168 - AI-VOICE: a Method to Measure Caregiver Values for AI-triggered Actions
Saturday, April 26, 2025
2:30pm – 4:45pm HST
Publication Number: 168.3858
Gabriel Tse, Stanford University School of Medicine, Palo Alto, CA, United States; Nigam Shah, Stanford University School of Medicine, Palo Alto, CA, United States; Keith Morse, Stanford University School of Medicine, Palo Alto, CA, United States
Clinical Assistant Professor Stanford University School of Medicine Palo Alto, California, United States
Background: Patients and caregivers are the ultimate recipients of the benefits and costs of artificial intelligence (AI) in healthcare, but their involvement in AI development and deployment is limited. A crucial aspect of AI implementation involves deciding the risk threshold for triggering interventions, which involves assessing trade-offs of certain AI-triggered actions. Consider a sepsis prediction algorithm, where misclassifying a neonate as having sepsis (false positive) leads to unnecessary medical interventions, while misclassifying a septic neonate as not having sepsis (false negative) risks catastrophic clinical deterioration. While one outcome is clearly worse, how much worse is a purely subjective judgement. Few tools currently exist to measure these caregiver values. Consequently, these trade-offs are often judged by AI model developers and clinicians who may not accurately represent the values of caregivers. Objective: Develop a novel method to quantitatively measure caregiver values for outcomes of hypothetical AI-triggered actions. Design/Methods: A multidisciplinary team of clinicians, data scientists, and software engineers was formed to discuss and develop this method. The purpose, use cases, and must-haves of the method were defined prior to development. Results: AI-VOICE (Values-Oriented Implementation and Context Evaluation) was developed as a web-based survey tool that measures caregiver values for AI-triggered actions using a standard gamble framework (https://ai-voice.stanford.edu). Each completed survey maps to a point on the AI algorithm’s receiver operating characteristic curve, suggesting a caregiver-optimized risk threshold (Figure 1). The intended use is for health systems that are implementing AI tools into local care delivery processes as part of routine AI model evaluation. It can be used for both clinical and operational AI uses, and it is straightforward enough to be used by health systems without specialized expertise.

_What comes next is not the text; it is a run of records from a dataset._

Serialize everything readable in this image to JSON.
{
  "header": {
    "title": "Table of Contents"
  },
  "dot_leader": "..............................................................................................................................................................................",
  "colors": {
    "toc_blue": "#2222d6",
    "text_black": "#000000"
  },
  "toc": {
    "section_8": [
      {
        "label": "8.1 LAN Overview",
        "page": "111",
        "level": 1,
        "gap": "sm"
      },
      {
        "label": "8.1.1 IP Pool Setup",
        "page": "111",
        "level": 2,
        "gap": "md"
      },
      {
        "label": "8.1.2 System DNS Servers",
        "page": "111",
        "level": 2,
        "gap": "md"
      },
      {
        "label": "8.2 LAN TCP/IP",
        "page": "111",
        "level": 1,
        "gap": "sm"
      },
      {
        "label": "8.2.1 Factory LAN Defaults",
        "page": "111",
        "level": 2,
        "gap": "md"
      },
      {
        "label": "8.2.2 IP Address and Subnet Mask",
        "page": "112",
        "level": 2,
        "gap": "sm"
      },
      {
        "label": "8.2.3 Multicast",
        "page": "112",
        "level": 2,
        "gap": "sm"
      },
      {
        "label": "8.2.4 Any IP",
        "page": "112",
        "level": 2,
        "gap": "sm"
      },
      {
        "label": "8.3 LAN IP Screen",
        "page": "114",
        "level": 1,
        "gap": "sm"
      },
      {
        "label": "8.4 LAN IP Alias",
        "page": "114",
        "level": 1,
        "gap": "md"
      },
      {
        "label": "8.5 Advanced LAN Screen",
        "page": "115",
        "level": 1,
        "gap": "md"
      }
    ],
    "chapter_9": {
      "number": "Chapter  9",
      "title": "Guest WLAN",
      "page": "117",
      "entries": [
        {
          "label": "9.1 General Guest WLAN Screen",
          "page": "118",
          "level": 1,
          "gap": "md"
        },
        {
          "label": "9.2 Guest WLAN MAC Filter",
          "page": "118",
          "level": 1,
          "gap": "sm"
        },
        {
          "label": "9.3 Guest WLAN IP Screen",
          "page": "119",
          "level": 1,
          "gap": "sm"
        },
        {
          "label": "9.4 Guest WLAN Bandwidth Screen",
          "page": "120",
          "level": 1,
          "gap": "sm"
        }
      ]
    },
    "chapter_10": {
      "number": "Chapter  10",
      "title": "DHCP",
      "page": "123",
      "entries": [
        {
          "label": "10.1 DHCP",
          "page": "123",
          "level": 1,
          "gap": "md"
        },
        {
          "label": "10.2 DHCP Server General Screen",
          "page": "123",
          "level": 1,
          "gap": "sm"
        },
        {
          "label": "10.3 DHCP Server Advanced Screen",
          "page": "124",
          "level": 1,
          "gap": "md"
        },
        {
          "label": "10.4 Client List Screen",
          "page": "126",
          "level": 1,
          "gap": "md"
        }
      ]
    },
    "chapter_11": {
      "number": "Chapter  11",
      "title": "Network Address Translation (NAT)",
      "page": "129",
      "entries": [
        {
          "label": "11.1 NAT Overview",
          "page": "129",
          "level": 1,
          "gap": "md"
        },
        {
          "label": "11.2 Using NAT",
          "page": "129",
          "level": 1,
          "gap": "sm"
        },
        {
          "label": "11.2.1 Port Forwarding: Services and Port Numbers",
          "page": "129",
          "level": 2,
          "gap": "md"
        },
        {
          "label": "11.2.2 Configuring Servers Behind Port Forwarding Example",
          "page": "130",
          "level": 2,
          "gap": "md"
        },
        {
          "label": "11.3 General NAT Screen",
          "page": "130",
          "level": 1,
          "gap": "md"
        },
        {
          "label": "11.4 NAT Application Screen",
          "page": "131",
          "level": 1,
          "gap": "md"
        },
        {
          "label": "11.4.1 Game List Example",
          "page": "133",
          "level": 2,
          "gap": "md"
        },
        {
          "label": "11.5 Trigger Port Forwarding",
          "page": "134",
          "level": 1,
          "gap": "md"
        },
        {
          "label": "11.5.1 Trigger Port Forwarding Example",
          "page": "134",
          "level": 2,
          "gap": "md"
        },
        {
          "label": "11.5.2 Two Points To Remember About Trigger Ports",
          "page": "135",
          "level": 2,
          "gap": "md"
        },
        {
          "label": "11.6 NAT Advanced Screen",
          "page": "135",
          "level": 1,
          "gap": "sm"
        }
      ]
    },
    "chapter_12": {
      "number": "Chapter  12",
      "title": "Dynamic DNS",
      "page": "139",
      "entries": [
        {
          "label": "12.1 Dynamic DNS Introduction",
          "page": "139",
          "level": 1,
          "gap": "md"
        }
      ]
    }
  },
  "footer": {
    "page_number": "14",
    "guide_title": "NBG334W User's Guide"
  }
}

Conclusion(s): AI-VOICE is the first tool developed that offers an accessible, quantitative method to incorporate caregiver perspectives of AI-triggered actions and can be used by health systems to fine-tune their AI models to better reflect caregiver values. Incorporating caregiver values into AI-informed actions may improve patient and caregiver trust in using AI for clinical decision support. Future research is needed prior to implementing AI-VOICE, which includes validating this method using real-world AI models and caregivers.